In the territory of civil litigation over jail deaths in Utah, expert witnesses and an experienced selection of private defense attorneys paid by a government indemnity pool
usually play importannt and often decisive roles.
Two cases in the spotlight in Davis County illustrate how this hiring of legal firepower helps the government side gain victory, or makes it difficult for family members of deceased inmates to win their claims of alleged negligence or wrongdoing inside jails.
Dr. Kennon Tubbs is the contract medical director for 11 county jails in Utah and Wyoming
and earlier practiced medicine at the Utah State Prison for 13 years. He is also the chief expert witness for Davis County in its defense of ongoing suits filed over the deaths of Heather Miller and Gregory Hayes in the Davis prison system.
In his expert reports, Tubbs concluded that the Davis County Jail’s policies governing inmate medical care were constitutionally adequate and that the jail nurses involved performed adequately in those two cases.
Another expert witness in the Hayes case, Donald Leach II of Lexington, Kentucky, absolved the Davis jail of any personnel failures, constitutional or violationsof policy.
He meanwhile pointed to alleged shortcomings of law enforcement officers from
two outside agencies, saying their inaction may have contributed to Hayes’ death.
Leach, a longtime corrections official, bills half of Tubb's fee an hour for research and reports and $1000 less per day for depositions and trial testimony.
Expert witness payments are covered by the Utah Counties Indemnity Pool, an invention of the state government that allows counties to combine resources to take on board legal and other losses.
The Indemnity Pool has paid $236,872 so far to cover losses arising from Davis County jail deaths in 2016, said Johnnie Miller, the pool’s CEO.
“In several of those claims, we are years away from any resolution of the cases,” Miller said.
Six Davis jail inmates died in 2016, Utah’s highest total in the record year of 27 deaths statewide.
A breakdown of how much money is paid to expert witnesses in each case is not available, Miller said, because sometimes witnesses bill the pool directly and other times they invoice the hiring law firm, which then submits overall bills to the Indemnity pool.

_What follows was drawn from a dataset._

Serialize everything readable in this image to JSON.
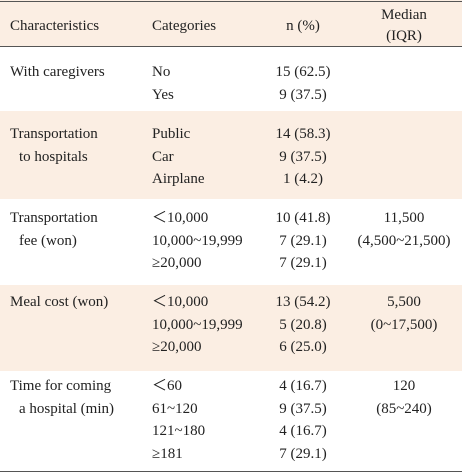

According to data uploaded by the pool to Transparent Utah, a repository of local government financial information, the pool paid out more than $2.5 million to cover losses, including settlements to litigants and reimbursements to its law firms, in 2019.
Suitter Axland law firm, which hired Tubbs in the Miller and Hayes cases, received $476,088 from the pool last year. Suitter attorney Jesse Trentadue is the lead attorney representing Davis County in both cases.
Pool payouts also went to several other law firms that often represent counties in defense against jail death suits and cases of alleged police misconduct.
They include $612,378 to Mylar Law, whose principal, Frank Mylar, represents Weber County in a suit over the 2016 death of jail inmate Ashley Jessop and a 2014 fatal police shooting in Roy, among others.
County governments pay for the coverage with what the indemnity pool describes as law enforcement liability contributions.
Tad Draper, one of the attorneys representing relatives of Miller and Hayes in their lawsuits,
said hiring expert witnesses can be more challenging for plaintiffs.
“I make it a point to get people from the field who are professionals, just to do their job
(as a witness in a particular case), and not to make money as experts,” Draper said.
He said he’s “not offended” if he needs to pay such an expert witness $200 to $500 an hour, because it compensates them for time away from their practice.
Draper said plaintiffs’ attorneys often front the expense of expert witnesses, knowing they will “eat” that expense if they lose.
Other firms include Durham Jones & Pinegar, $361,815, and Gridley Ward and Hamilton, $674,000.